Not exactly. A synchronous API can also handle multiple requests. The main reason for implementing an async API is to avoid long response times. Super-long response times are generally problematic and in some environments they are limited. For example, the AWS API Gateway will fail any request that doesn't complete in less than 30 seconds.

You aren't entirely wrong, though. One of the big problems with long response times is that those requests hold server-side resources while they are waiting. If you have a lot of concurrent requests and they are all taking a long time to respond, you will, in general, need more server-side resources to handle that load than if you use an async design.

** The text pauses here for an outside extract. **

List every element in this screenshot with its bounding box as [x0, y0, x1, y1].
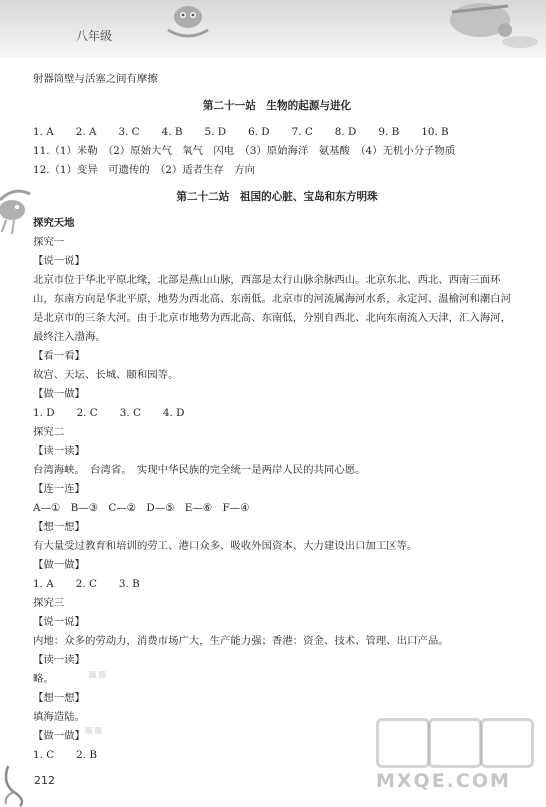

Another related reason to use async APIs is for uneven loads. If you get unpredictable bursts of activity, it can be very costly to ensure that you will have enough server-side capacity to handle them at any given moment. So even if, under normal load, you respond quickly, you could end up swamped during the heavy period. An async design allows you to buffer requests and (eventually) process them successfully when volume exceeds throughput for some limited period and then returns to normal.

An hour is a really long time for an HTTP call to take. There are many things that can happen in such a timespan. The client could crash or otherwise disconnect, for example. Making this async is a reasonable thing to do. I would add a GET status URL as mentioned in user470365's answer. This is a widely-used approach. You might also want to consider the redirect response as well depending on your situation. It's not strictly necessary, though. You can return a URI in the 202 response content, as an alternative.